You create an Application Gateway to access the Neo4j cluster from outside the AKS clusters.

  1. Log in to the Azure portal.

  2. In the Search resources area, look for Application Gateway.
    The Load balancing | Application Gateway window opens.

  3. Click the Create button.

  4. On the Basics tab, configure the following settings:

    1. From the Resource group dropdown, select my-RG.

    2. Add a name for your Application gateway in the Application gateway/name field.

    3. From the Region dropdown, select your region.

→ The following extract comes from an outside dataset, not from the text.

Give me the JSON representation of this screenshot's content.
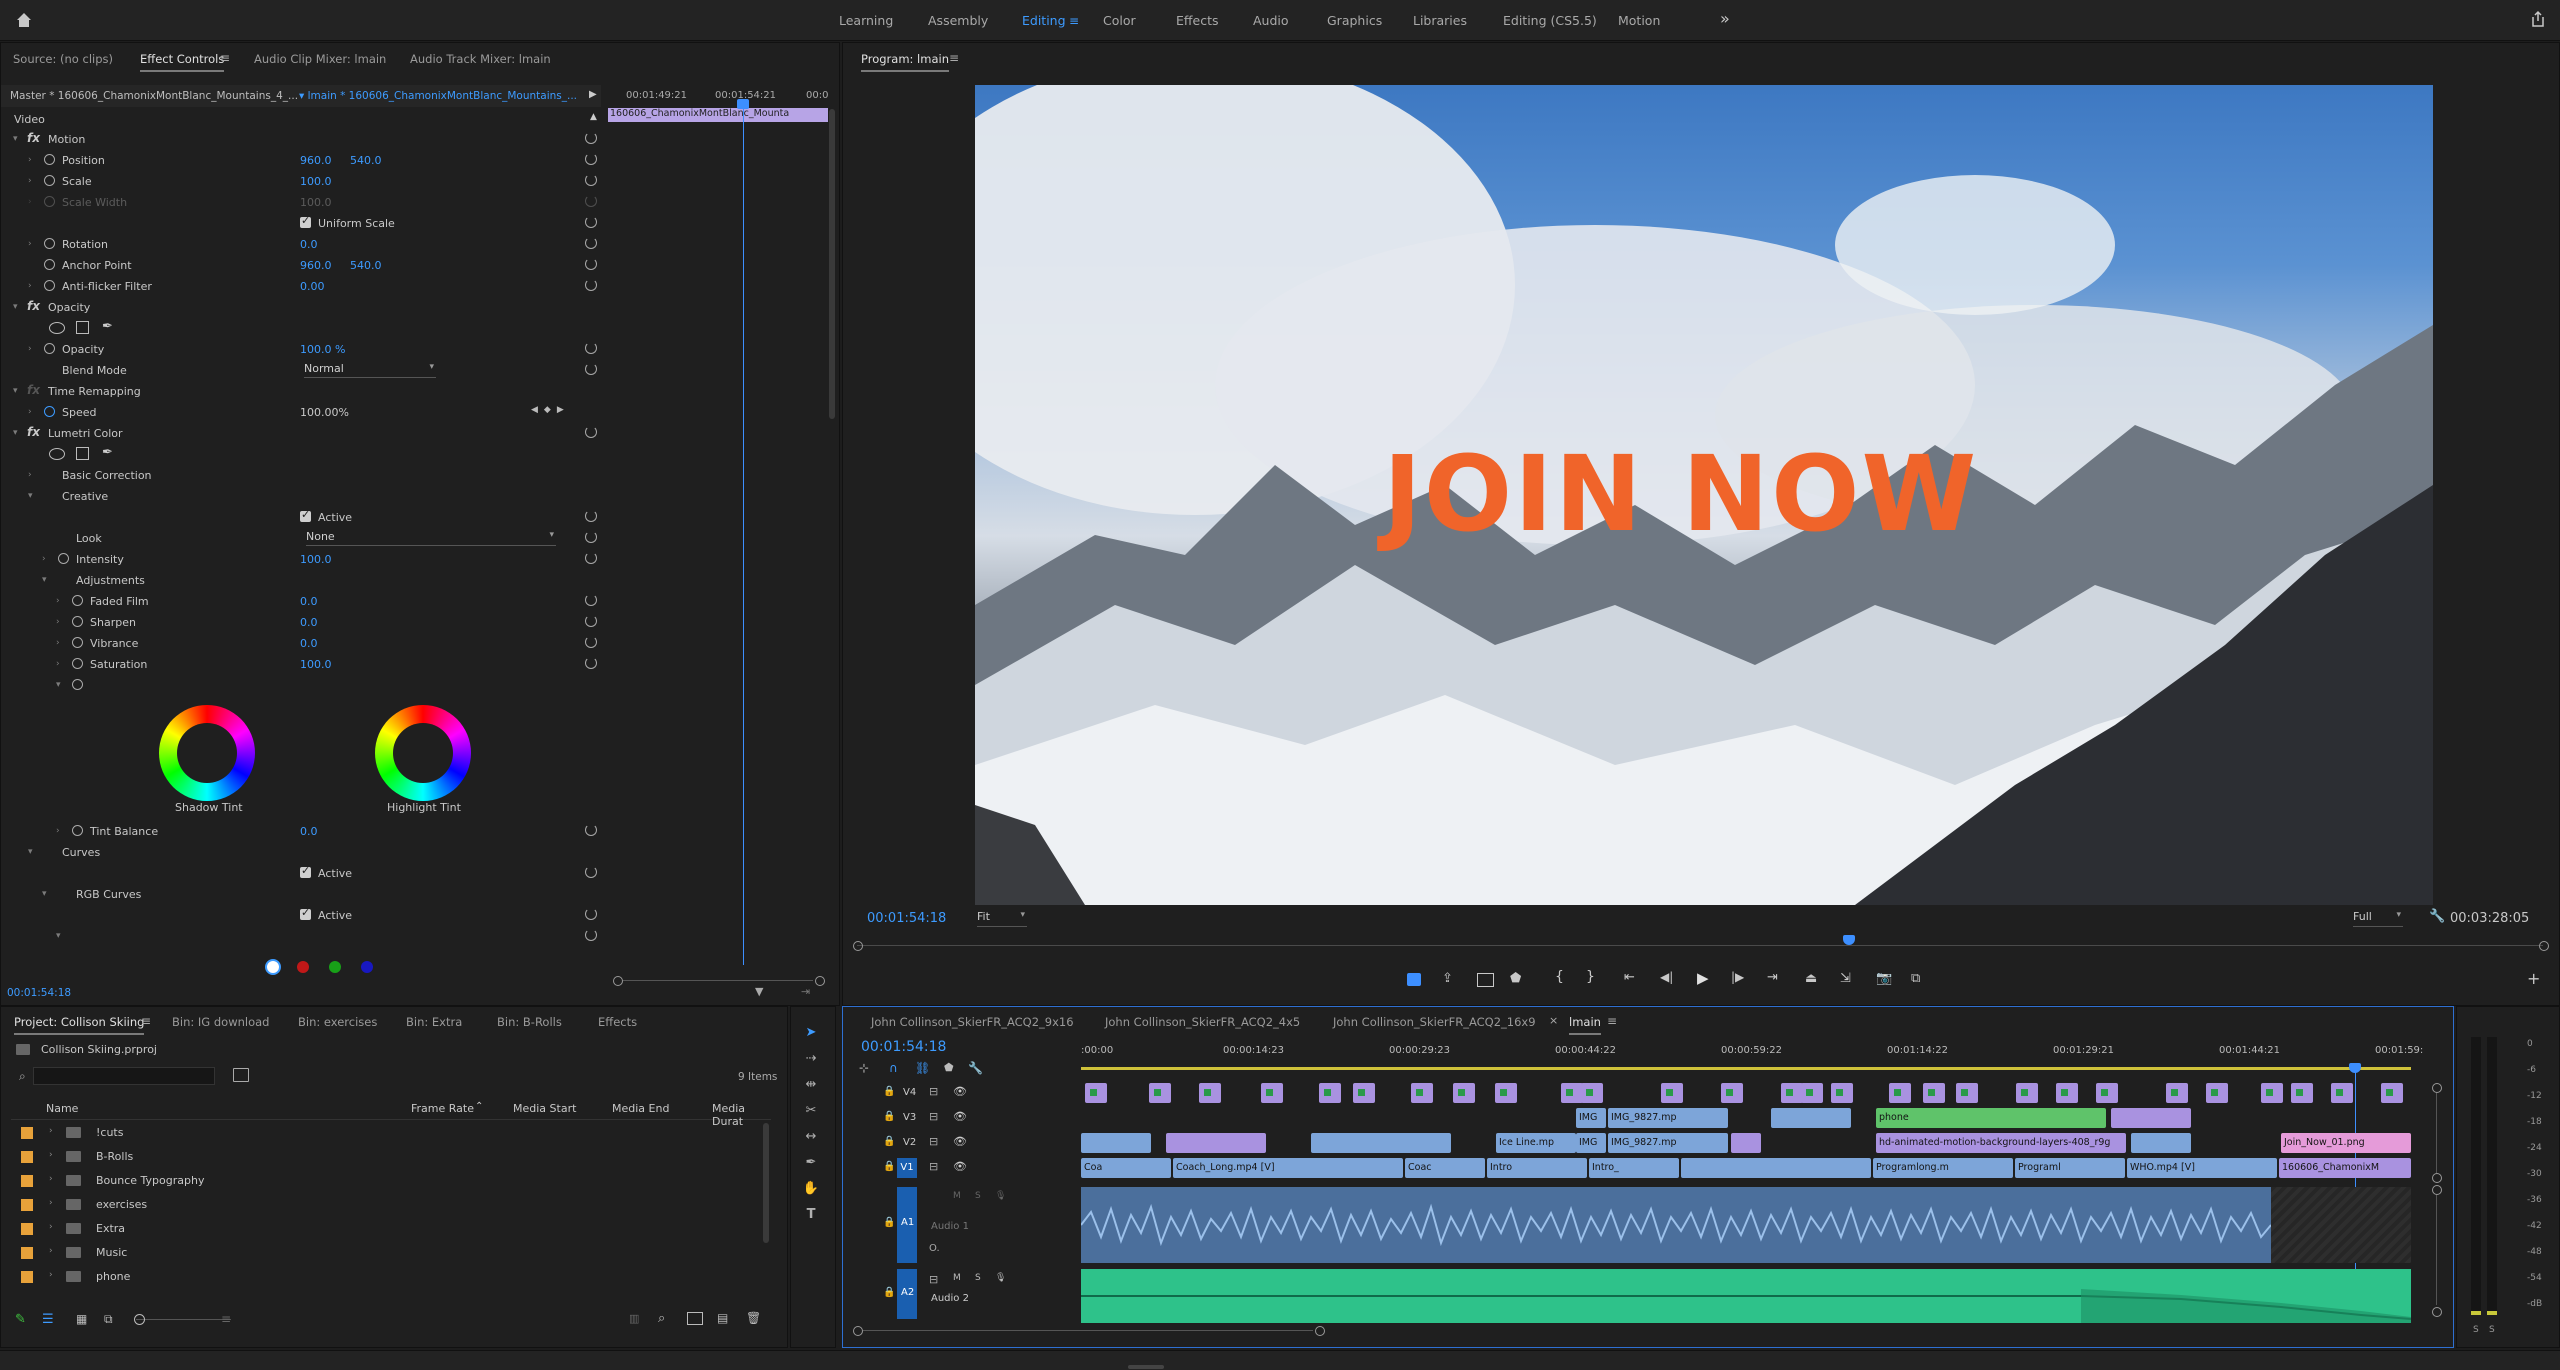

In this example, it is East US.

    4. Disable the autoscaling.

    5. From the Virtual network dropdown, select my-VNet.

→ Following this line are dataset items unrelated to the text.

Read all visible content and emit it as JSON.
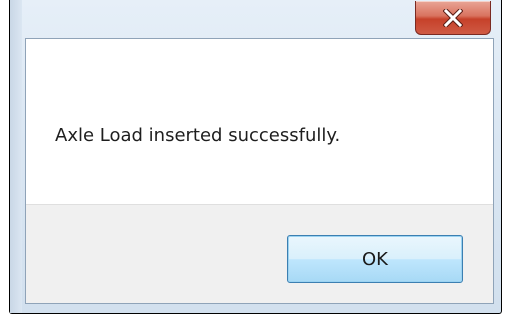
{
  "dialog": {
    "message": "Axle Load inserted successfully.",
    "ok_label": "OK",
    "close_icon": "close-x-icon"
  },
  "colors": {
    "frame": "#dbe7f3",
    "close_button": "#c6412a",
    "ok_button": "#bee6fd",
    "button_area": "#f0f0f0"
  }
}
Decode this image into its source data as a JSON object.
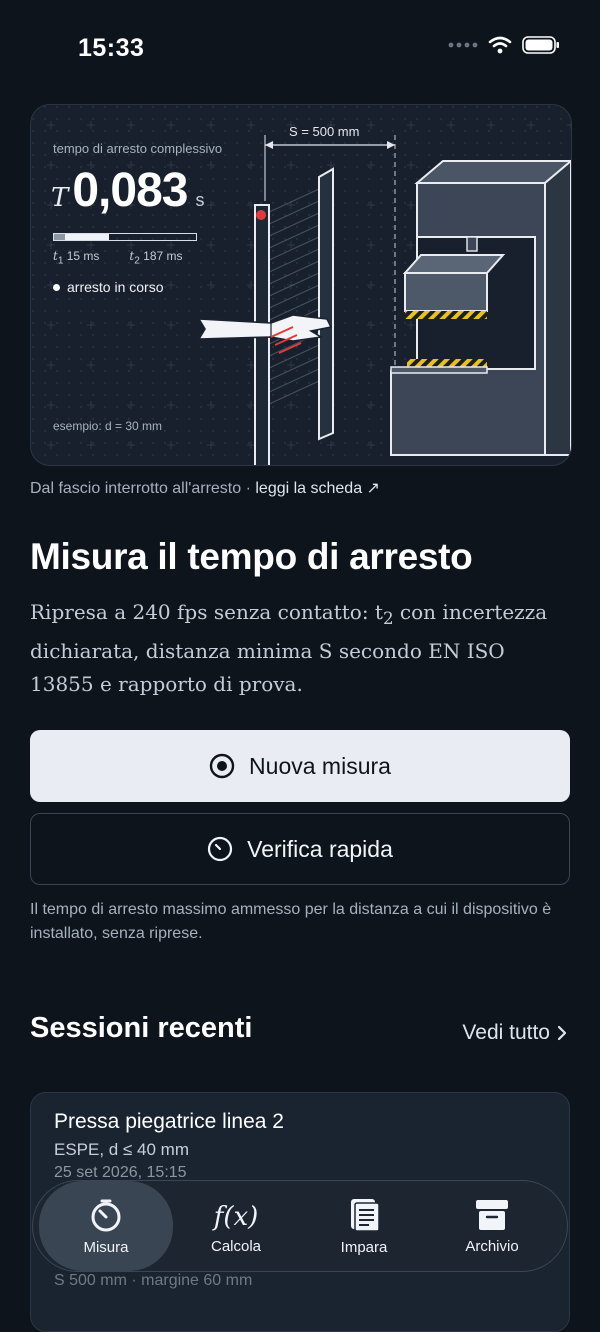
{
  "status_bar": {
    "time": "15:33"
  },
  "hero": {
    "caption": "tempo di arresto complessivo",
    "symbol": "T",
    "value": "0,083",
    "unit": "s",
    "progress_t1": 0.08,
    "progress_total": 0.39,
    "t1_label": "15 ms",
    "t2_label": "187 ms",
    "status": "arresto in corso",
    "example": "esempio: d = 30 mm",
    "s_distance": "S = 500 mm"
  },
  "caption": {
    "text": "Dal fascio interrotto all'arresto · ",
    "link": "leggi la scheda ↗"
  },
  "title": "Misura il tempo di arresto",
  "description_pre": "Ripresa a 240 fps senza contatto: t",
  "description_sub": "2",
  "description_post": " con incertezza dichiarata, distanza minima S secondo EN ISO 13855 e rapporto di prova.",
  "buttons": {
    "primary": "Nuova misura",
    "secondary": "Verifica rapida"
  },
  "help_text": "Il tempo di arresto massimo ammesso per la distanza a cui il dispositivo è installato, senza riprese.",
  "recent": {
    "title": "Sessioni recenti",
    "see_all": "Vedi tutto"
  },
  "session": {
    "name": "Pressa piegatrice linea 2",
    "subtitle": "ESPE, d ≤ 40 mm",
    "date": "25 set 2026, 15:15",
    "footer": "S 500 mm · margine 60 mm"
  },
  "tabs": [
    {
      "label": "Misura",
      "icon": "stopwatch-icon",
      "active": true
    },
    {
      "label": "Calcola",
      "icon": "function-icon",
      "active": false
    },
    {
      "label": "Impara",
      "icon": "book-icon",
      "active": false
    },
    {
      "label": "Archivio",
      "icon": "archive-box-icon",
      "active": false
    }
  ],
  "colors": {
    "background": "#0e141c",
    "card": "#17202c",
    "primary_button": "#e9edf3",
    "alert_red": "#e23a3a",
    "hazard_yellow": "#e8c21a"
  }
}
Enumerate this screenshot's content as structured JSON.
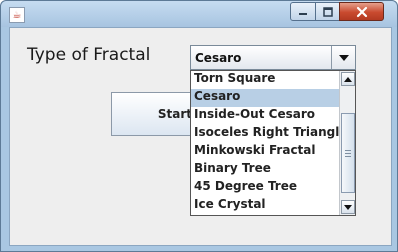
{
  "window": {
    "title": "",
    "icon": "java-icon"
  },
  "titlebar_buttons": {
    "minimize": "minimize-icon",
    "maximize": "maximize-icon",
    "close": "close-icon"
  },
  "form": {
    "type_label": "Type of Fractal",
    "start_label": "Start",
    "combo": {
      "selected": "Cesaro",
      "options": [
        "Torn Square",
        "Cesaro",
        "Inside-Out Cesaro",
        "Isoceles Right Triangle",
        "Minkowski Fractal",
        "Binary Tree",
        "45 Degree Tree",
        "Ice Crystal"
      ],
      "highlighted_index": 1
    }
  },
  "colors": {
    "selection": "#b8cfe5",
    "close_button": "#c94a2f",
    "window_frame": "#a9c7e2"
  }
}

    6. From the Subnet dropdown, select subnet4 | 10.30.4.0/24.

    7. Click Next : Frontends >.

  5. On the Frontends tab, configure the Public IP address:

    1. From the Frontend IP address type, select Public.

    2. In Public IP address, click Add new.

      1. Add a name for it, for example, apg-public.

      2. Click OK.

    3. Click Next : Backends >.

  6. On the Backends tab, add the EXTERNAL-IPs of the load balancers:

    1. Click Add a backend pool.

      1. Add a name for the pool, for example, neo4j-cluster.

      2. In the Target type list, add the EXTERNAL-IPs of the load balancers under Target.

    2. Click Add.

    3. Click Next : Configuration >.

  7. On the Configuration tab, configure the routing rules:

    1. Click Add a routing rule and configure a routing rule for port 7474.

      1. In the Rule name field, add a name for your rule, for example, rule7474.

      2. For Priority, add 1.

      3. On the Listener tab, add a name for the Listener (e.g., listener7474), select Frontend IP to be Public, and add port 7474.

      4. On the Backend targets tab, configure the backend target and settings:

        1. From the Target type dropdown, select the Backend pool to be neo4j-cluster.

        2. For Backend targets, click Add new and config.

          1. In the Backend settings name, type settings7474.

          2. In the Backend port, type 7474.

      5. Click Add.

    2. Click Add a routing rule and configure a routing rule for port 7687.

      1. In the Rule name field, add a name for your rule, for example, rule7687.

      2. For Priority, add 2.

      3. On the Listener tab, add a name for the Listener (e.g., listener7687), select Frontend IP to be Public, and add port 7687.

      4. On the Backend targets tab, configure the backend target and settings:

        1. From the Target type dropdown, select the Backend pool to be neo4j-cluster.

        2. For Backend targets, click Add new and config.

          1. In the Backend settings name, type settings7687.

          2. In the Backend port, type 7687.

      5. Click Add.

    3. Click Next : Tags >.

    4. Click Next : Review + create >, review your configurations, and click Create.

Access the Neo4j cluster

After the Application Gateway is created and the deployment is complete, you can access the Neo4j cluster via the Neo4j Browser.

  1. Copy the Frontend public IP address and paste it into a browser.

  2. Add port :7474.
    Neo4j Browser opens.

  3. Log in with your credentials (e.g., neo4j/my-password).

  4. Verify that the cluster is up and running using the Cypher command SHOW DATABASES.